On the Generals’ side, the pressure was mounting on Mojica. “Lahat sila magaling,” said EAC Lady Generals’ setter-spiker Iona Yongco, who was in the audience with their entire team. “Si Howard angat kaya siya lang napapansin. Pero kung wala ‘yung ibang teammates niya na sumusuporta sa kanya, hindi rin niya magagawa ‘yung mga nagagawa niya.” Underrated players Kerth Melliza and Israel Encina’s valiant efforts in quick attacks lightened the burden.

But throughout the match, the Altas’ morale seemed unshakeable. Even after losing the second and fourth set, teammates would look each other in the eye and tell each other to fight.

While the Generals’ huddles grew increasingly tense, the Altas were thumping their chests as the assistant coaches said: “Tuwing may haharang sa inyo, labanan niyo lang. Tibay!”


Well-timed coaching

Acaylar has been known to be a technical coach. Focused on perfecting the basic skills, the 20-year coaching veteran increased the team’s plyometric workouts over the holiday break. But come game time, it was his heartfelt speeches that changed the momentum for the Altas.
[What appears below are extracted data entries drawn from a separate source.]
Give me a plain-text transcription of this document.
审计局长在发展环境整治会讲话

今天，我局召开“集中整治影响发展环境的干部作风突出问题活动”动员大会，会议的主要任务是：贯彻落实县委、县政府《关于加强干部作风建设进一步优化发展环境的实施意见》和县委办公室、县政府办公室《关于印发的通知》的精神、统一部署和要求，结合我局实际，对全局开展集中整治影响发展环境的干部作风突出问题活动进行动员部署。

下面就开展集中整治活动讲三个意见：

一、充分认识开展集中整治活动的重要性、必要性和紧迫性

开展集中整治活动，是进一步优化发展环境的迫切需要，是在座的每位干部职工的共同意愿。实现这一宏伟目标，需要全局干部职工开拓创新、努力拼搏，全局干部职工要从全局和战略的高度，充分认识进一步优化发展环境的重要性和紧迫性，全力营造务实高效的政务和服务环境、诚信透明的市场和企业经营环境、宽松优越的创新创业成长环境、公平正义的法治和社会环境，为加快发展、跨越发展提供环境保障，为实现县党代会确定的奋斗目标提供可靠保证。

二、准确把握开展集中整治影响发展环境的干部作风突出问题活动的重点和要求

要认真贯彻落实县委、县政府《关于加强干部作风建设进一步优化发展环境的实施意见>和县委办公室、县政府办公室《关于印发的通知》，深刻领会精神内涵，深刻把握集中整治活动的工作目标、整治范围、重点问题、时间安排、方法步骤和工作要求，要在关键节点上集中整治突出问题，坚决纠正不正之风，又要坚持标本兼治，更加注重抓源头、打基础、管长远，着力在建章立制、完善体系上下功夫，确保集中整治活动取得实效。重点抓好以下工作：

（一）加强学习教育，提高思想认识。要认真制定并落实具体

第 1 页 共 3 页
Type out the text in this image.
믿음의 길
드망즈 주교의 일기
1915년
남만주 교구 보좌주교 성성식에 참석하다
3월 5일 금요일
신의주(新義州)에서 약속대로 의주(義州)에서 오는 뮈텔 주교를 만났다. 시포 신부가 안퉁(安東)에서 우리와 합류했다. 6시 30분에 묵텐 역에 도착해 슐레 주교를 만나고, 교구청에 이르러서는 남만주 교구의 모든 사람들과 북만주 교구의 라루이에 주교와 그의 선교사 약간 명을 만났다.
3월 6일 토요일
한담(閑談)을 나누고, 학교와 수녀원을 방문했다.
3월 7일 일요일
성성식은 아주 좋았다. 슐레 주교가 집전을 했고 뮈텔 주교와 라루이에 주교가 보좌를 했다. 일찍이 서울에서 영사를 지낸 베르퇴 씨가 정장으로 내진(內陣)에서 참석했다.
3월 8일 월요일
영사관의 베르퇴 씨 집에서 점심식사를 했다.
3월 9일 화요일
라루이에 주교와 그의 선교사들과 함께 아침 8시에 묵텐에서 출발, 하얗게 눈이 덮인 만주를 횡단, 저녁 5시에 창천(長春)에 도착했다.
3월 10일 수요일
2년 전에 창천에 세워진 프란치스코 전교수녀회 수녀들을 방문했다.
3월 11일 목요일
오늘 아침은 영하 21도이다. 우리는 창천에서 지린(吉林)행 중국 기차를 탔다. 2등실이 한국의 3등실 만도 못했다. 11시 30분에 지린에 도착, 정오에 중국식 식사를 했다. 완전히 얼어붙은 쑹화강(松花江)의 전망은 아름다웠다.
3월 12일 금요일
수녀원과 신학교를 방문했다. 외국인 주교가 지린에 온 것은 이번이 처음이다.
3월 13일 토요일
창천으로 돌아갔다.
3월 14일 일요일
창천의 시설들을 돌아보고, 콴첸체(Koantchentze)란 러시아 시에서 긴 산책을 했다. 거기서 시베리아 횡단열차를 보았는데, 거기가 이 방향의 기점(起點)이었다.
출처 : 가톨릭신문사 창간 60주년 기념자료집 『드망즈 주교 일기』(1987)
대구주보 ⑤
Down 5-11 in the fifth set, it seemed the match—and trophy—was in the bag for the Generals. Mojica, dripping with sweat, urged his teammates on: “Mananalo tayo!” Acaylar called the critical timeout.

“Walang imposible sa gusto nating gawin,” he said. “Laban! Laban lang!”

The Altas’ eyes lit up. They stomped back onto the court, brows furrowed and stances sure. They surged. They tied. They took the lead, 16-15.


Warren Catipay served. They braced themselves, but the Generals flubbed the reception. There was a split-second of surprise—“was that it?” the Altas seemed to wonder—before they erupted into celebration.



The Taneo brothers were in tears. Castel ran towards the crowd, greeting his former teammates who were with him during the four-year winning streak. The team chanted: “Coach Sammy! Coach Sammy! Coach Sammy!”

Mojica had made his series-high of 28 markers, but the Altas’ balanced scoring—Taneo Jr. and Castel had made 18 points each, while Relan Taneo and Manuel Doliente finished with 11 points apiece—“buwis-buhay” defense and unshakeable spirit lifted them higher.

The Altas didn’t have a star, but they didn’t need one. With a solid team and well-timed coaching, Acaylar was right. They were winners.